C'est pourquoi il faudra, lorsque vous effectuerez des transcriptions, présenter et justifier vos choix.
Nous proposons, à la suite de B. Gardin, d'adopter une transcription orthographique améliorée, qui
note des éléments énonciatifs signifiants tels que les silences, les ratages divers, les hésitations, les
chevauchements dans le dialogue (c.f. l'article "Le dire difficile et le devoir dire", B. Gardin, in
DRLAV, n° 39, 1988, "L'usage des mots". Je scanne et vous envoie cet article). Il parait important
d'ajouter des éléments extra-linguistiques (kinésique et proxémique) lorsqu'ils sont significatifs.
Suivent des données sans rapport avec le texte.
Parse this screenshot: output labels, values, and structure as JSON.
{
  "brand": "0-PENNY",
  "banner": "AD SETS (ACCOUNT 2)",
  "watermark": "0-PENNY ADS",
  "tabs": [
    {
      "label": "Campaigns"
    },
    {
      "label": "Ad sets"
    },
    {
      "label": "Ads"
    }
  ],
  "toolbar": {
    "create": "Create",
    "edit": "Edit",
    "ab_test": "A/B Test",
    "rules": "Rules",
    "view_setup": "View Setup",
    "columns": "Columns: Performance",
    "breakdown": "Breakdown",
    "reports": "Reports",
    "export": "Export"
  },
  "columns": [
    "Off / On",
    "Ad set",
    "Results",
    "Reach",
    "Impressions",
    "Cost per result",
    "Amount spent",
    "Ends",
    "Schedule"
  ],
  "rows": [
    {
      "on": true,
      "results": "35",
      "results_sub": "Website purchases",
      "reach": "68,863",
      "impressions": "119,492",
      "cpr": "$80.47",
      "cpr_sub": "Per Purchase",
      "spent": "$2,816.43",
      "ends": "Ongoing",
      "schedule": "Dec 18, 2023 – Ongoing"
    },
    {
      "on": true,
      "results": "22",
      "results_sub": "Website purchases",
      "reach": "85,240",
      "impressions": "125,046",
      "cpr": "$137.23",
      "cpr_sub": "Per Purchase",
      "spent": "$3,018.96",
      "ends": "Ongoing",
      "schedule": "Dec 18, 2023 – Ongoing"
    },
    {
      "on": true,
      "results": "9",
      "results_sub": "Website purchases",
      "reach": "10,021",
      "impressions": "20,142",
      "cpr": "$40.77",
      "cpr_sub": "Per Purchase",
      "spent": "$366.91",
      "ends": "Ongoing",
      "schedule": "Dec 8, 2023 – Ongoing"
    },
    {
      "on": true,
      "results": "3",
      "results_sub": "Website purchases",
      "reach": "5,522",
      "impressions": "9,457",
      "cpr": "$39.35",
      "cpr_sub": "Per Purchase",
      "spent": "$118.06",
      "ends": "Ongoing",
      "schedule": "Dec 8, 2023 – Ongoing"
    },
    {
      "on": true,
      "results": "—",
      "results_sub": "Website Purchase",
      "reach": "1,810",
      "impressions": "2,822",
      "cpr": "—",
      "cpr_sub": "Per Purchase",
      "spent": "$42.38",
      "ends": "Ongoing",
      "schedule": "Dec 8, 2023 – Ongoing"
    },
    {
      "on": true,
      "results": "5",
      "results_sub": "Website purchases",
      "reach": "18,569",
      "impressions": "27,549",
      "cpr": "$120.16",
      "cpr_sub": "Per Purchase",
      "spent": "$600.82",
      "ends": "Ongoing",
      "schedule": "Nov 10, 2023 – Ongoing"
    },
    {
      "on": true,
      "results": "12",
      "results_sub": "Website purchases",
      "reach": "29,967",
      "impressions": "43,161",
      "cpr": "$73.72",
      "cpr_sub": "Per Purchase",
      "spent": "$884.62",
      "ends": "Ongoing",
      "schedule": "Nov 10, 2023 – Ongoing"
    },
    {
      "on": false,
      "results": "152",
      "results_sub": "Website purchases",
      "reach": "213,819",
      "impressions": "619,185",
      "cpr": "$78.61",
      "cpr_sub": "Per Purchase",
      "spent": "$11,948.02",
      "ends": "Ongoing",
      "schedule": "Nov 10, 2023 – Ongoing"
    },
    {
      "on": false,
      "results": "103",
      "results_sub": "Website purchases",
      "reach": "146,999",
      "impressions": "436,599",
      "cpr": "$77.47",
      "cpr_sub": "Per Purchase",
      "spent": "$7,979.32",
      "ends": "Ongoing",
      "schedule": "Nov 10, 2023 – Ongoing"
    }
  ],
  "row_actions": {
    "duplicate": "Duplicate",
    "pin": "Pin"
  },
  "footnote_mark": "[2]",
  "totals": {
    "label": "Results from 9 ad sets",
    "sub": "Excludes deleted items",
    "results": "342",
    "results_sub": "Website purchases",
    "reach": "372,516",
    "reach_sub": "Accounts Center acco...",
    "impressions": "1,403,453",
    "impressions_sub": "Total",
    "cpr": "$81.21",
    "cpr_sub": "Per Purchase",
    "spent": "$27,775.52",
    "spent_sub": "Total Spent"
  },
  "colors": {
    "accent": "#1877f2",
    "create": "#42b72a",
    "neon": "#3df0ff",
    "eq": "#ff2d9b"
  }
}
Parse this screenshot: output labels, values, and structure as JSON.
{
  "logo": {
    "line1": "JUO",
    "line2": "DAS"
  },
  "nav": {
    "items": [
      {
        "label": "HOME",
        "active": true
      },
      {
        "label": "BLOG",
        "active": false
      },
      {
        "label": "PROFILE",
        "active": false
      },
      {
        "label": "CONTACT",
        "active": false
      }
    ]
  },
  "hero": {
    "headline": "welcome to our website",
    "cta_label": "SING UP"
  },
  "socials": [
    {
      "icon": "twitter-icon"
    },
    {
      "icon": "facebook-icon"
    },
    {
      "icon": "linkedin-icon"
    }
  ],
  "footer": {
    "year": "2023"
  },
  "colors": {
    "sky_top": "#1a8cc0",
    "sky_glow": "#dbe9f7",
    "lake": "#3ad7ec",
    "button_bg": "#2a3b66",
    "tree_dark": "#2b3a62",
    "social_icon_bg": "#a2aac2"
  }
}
On peut éventuellement mesurer les silences avec un appareil, et s'il est nécessaire, faire figurer
cette mesure dans la transcription.
N.B. Les signes de ponctuation usuels, point et virgule ne seront pas employés, par conséquent,
dans la transcription.
= indique qu'il n'y a pas de pause entre la fin d'une réplique et le début d'une autre. les deux
répliques s'enchainent immédiatement, sans pause inter-tour.
: indique un allongement de la syllabe
:: indique un allongement plus important
(r) indique que le "r" n'est pas prononcé : ex. "lui prend(re) la main".
Chevauchement :
7) P4 ça vaut CHER' e un tableau d(e) Miss Tic main(te)nant =
M4 AUcontrAI'r(e) ,
9) P5 (en riant légèrement) OUi ça c'est r(e)latif vous allez m(e) dire
L'énoncé M4 s'est superposé à une partie de celui de P4, ce qui marque la vivacité de M à démentir
P.
(XXX) indique une séquence non transcriptible. On note autant de X que de syllabes repérables,
afin de donner une idée de la longueur du segment manquant, cela n'a pas besoin d'être très précis.
On peut enfin choisir d'indiquer des phénomènes que l'on juge significatifs, par exemple, une
liaison habituellement non réalisée, un pataquès ou au contraire une liaison habituellement réalisée
qui ne l'est pas. Il faut alors indiquer dans les conventions les signes que l'on adopte pour transcrire
ces évènements (cf. nouvelle orthographe de ce mot).
Il est également pertinent de réfléchir à la façon dont le transcripteur désigne les interlocuteurs.
Plusieurs solutions sont possibles : sigle, initiales, catégorie d’appartenance (professionnelle,
sexuelle, ethnique...), nom, surnom, ou encore mélange de ces possibilités. Ce choix a des
implications sur l’identification des participants, et par suite, sur l’interprétation que font les
lecteurs et analystes de leurs propos ou actions. (cf. L. Mondada, Cahiers de Praxématique n°39,
2002.)
3 2 Quelques conseils
-Lorsque vous effectuez une transcription, il faudra expliquer et justifier vos choix : quels sont les
signes que vous utilisez, pour quelles raisons. Il n’y a pas UN système idéal de transcription, mais
des possibilités à retenir ou non en fonction de vos objectifs.
-N'oubliez pas de numéroter les lignes ou/et les interventions, afin de citer facilement les éléments
de la transcription dans votre commentaire.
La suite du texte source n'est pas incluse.